Your DP seems to see the ex and the older daughters as his family, you and your daughter deserve better....

Tell him not to come back unless he can a dad to your daughter and a partner to you.

llangennith · 12/11/2016 11:15

Hope you're ok OP?
Your problem is your DP. Not his DDs or exW. You rarely see his daughters yet expect them to be interested in your own DD. Rightly or wrongly (in your view) they clearly don't think of you and your DD at all.
You cannot change other people's behaviour but you can change your situation. Time to consider leaving your DP to his other family.

Sunflowerspread · 12/11/2016 13:56

He's still not back, he texted to say he was at a friends and be back later to talk. I am feeling fed up and am not sure I want to carry on like this long term. When I think of doing it on my own it actually doesn't feel all that different to now!

At this minute he's around ExWs house picking up DD to take her to work! Sigh...

I was also surprised when DP carried on taking them to Uni, it really is Uni, early every morning. I was secretly looking forward to DP having less contact with his ExW, as he used to drop by her house to take them every morning to school (one lived with us, one with her).

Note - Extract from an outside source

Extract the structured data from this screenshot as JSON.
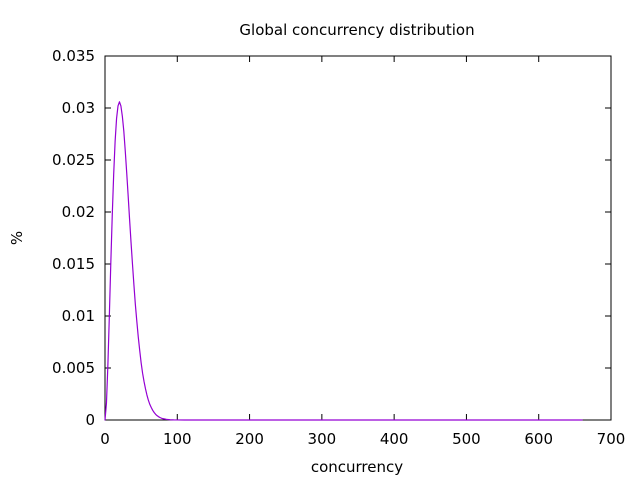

My best guess is that his ExW makes her daughters do this, as she likes them out of the house all day during the week (she only works weekends). The kids do take the bus home sometimes if they are meeting friends late, but often ask DP to go or ask their mum - who then texts DP saying she can't do it.

OP posts:
Sunflowerspread · 12/11/2016 13:56

Thank you all for taking the time to post btw. I do feel clearer in my mind about it.

OP posts:
GabsAlot · 12/11/2016 14:25

i think u have your answer then op-hope it work out

CookieLady · 12/11/2016 14:53

You're better off without him. It won't make much difference to your poor child as their father is hardly there. Best of luck.

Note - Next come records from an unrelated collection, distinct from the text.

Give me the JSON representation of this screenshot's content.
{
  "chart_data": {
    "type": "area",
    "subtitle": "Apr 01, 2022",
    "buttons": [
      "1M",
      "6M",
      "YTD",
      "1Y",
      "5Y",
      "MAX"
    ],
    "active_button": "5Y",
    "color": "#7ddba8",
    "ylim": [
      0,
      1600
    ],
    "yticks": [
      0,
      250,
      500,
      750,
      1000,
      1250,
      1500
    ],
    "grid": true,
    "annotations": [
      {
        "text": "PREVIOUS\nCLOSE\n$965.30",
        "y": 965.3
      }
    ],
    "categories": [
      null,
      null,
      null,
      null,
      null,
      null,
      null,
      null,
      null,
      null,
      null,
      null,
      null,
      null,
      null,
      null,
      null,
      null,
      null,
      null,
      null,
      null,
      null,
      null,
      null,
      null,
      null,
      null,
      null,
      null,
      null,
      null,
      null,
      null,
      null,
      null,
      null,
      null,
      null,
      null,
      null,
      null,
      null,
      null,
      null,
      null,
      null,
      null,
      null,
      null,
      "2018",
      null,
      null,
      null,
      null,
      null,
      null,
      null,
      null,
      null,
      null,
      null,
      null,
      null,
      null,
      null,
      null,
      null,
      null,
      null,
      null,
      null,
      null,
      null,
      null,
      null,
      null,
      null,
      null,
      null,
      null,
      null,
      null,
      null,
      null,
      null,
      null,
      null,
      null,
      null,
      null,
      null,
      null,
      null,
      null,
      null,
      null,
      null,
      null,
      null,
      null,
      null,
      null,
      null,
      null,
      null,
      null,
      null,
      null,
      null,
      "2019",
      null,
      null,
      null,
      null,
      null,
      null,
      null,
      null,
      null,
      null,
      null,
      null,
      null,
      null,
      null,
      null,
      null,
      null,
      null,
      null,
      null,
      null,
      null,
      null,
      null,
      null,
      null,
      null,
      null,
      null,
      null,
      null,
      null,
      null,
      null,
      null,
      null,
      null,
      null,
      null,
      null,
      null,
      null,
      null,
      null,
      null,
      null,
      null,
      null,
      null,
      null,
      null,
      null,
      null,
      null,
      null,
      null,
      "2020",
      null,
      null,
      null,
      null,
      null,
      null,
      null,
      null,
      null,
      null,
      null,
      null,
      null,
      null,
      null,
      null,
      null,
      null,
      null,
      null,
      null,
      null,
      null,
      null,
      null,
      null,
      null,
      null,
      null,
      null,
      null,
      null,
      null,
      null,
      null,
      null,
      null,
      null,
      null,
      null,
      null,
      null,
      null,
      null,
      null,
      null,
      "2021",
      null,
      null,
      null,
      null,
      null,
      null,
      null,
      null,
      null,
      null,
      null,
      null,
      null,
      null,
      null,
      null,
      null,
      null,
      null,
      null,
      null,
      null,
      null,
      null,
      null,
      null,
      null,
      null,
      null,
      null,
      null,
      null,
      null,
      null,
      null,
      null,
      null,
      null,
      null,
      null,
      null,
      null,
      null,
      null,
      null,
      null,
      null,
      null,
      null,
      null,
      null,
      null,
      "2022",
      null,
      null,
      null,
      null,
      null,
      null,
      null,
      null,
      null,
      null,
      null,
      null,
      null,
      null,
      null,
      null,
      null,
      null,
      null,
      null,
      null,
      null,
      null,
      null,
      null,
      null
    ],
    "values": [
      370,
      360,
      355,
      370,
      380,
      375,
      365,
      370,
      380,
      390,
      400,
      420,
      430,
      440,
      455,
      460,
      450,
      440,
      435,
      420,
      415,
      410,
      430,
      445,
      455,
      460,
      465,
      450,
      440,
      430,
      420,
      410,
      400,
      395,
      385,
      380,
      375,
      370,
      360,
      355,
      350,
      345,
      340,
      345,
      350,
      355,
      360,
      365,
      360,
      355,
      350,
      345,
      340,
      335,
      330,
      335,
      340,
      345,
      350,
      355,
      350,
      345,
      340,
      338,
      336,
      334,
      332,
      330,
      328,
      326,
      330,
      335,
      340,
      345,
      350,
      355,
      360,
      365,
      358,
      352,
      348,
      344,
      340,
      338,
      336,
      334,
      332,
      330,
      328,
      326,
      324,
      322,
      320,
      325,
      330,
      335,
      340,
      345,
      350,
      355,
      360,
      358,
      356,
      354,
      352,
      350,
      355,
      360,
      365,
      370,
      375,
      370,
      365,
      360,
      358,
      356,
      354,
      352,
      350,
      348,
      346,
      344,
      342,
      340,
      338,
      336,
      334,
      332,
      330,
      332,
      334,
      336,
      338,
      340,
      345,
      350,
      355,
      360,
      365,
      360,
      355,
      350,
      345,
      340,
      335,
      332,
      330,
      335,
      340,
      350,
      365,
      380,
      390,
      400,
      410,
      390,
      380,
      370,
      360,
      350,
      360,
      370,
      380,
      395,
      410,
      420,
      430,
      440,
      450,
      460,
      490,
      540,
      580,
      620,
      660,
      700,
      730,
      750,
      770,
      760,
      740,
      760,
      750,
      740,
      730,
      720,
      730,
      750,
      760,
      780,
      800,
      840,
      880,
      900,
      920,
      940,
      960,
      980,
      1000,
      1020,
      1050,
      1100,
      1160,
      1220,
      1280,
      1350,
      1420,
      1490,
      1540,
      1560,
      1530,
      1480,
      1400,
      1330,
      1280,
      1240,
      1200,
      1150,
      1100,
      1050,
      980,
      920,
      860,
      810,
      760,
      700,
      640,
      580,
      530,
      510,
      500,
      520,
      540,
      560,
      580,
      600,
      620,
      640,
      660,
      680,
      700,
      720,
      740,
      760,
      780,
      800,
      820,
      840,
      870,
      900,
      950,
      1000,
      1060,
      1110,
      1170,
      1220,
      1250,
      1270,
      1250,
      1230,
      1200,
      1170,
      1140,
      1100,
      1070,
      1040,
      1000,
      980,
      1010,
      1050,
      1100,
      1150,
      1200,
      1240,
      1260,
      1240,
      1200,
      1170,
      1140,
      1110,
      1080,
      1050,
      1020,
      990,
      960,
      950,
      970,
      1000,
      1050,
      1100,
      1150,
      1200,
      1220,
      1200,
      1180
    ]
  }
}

Sunflowerspread · 12/11/2016 15:06

Yes, unfortunately I am not married to DP. The house is in his name too.

OP posts:
WankersHacksandThieves · 12/11/2016 19:26

Sorry OP, been out for the day and just read your updates. Been thinking about you today.

Has he been back and have you any resolution? Obviously none of us here know the exact in and outs of your situation or know what your or his feelings are. Just make sure that you get everything out that needs to come out. For me the biggest thing is that he felt it was okay to leave you and your daughter alone all night with no idea if he was safe or sulking or where he was or when/if he was coming back. I'd have a hard time forgiving that tbh.

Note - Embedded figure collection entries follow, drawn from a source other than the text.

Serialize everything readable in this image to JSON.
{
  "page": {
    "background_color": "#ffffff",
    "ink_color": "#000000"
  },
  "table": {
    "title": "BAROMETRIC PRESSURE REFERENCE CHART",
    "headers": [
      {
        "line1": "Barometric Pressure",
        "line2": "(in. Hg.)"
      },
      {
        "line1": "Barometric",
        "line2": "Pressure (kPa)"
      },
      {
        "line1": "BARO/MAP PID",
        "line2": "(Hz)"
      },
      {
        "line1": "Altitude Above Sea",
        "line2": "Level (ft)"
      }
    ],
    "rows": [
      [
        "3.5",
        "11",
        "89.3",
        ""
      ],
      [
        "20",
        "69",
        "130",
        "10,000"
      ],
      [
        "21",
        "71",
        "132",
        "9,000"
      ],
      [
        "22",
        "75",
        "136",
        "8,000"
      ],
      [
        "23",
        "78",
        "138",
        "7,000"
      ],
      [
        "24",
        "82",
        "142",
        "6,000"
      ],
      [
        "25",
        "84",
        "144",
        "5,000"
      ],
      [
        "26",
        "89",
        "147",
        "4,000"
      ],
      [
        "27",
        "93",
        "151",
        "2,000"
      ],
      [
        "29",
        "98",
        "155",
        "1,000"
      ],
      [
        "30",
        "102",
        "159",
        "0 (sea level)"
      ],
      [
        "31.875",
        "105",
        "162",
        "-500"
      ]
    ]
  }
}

Anyway, sounds like there may be hard times ahead so Flowers and best wishes to you and your little one.

Sunflowerspread · 12/11/2016 22:35

Thanks I appreciate that. He did text late last night, but very late. He texted again to say he'd be round tomorrow and thought it best to give me space. That he couldn't talk reasonably in the first place is difficult. I don't have any family or other support nearby either, which makes it all a bit isolating.

OP posts:
WankersHacksandThieves · 12/11/2016 22:46

Well I'm glad he didn't leave you worrying all night OP. Disappointing that he seems to think it's your problem hence "giving you space". Space to do what? Come to your senses and start behaving like the downtrodden person at home while he continues to do exactly what he wants?

I'd emphasis that at this point it's not space you need, it's a proper conversation about him allocating his time more fairly between his children instead of parenting by the "squeaky wheel" approach.

Of course he is perfectly entitled to spend time with his older offspring, even if he is indulging them in a way you don't feel is doing them any good. However, he can't do that to the detriment of your daughter and yourself.

That said, I think you need to take charge of your own life too. Go to some groups with your DD, make some friends, build a network, learn to drive, get some time to yourself (to go to work/a class/a hobby) leaving him in charge of your DD. These things are important regardless of whether you ultimately stay together or not.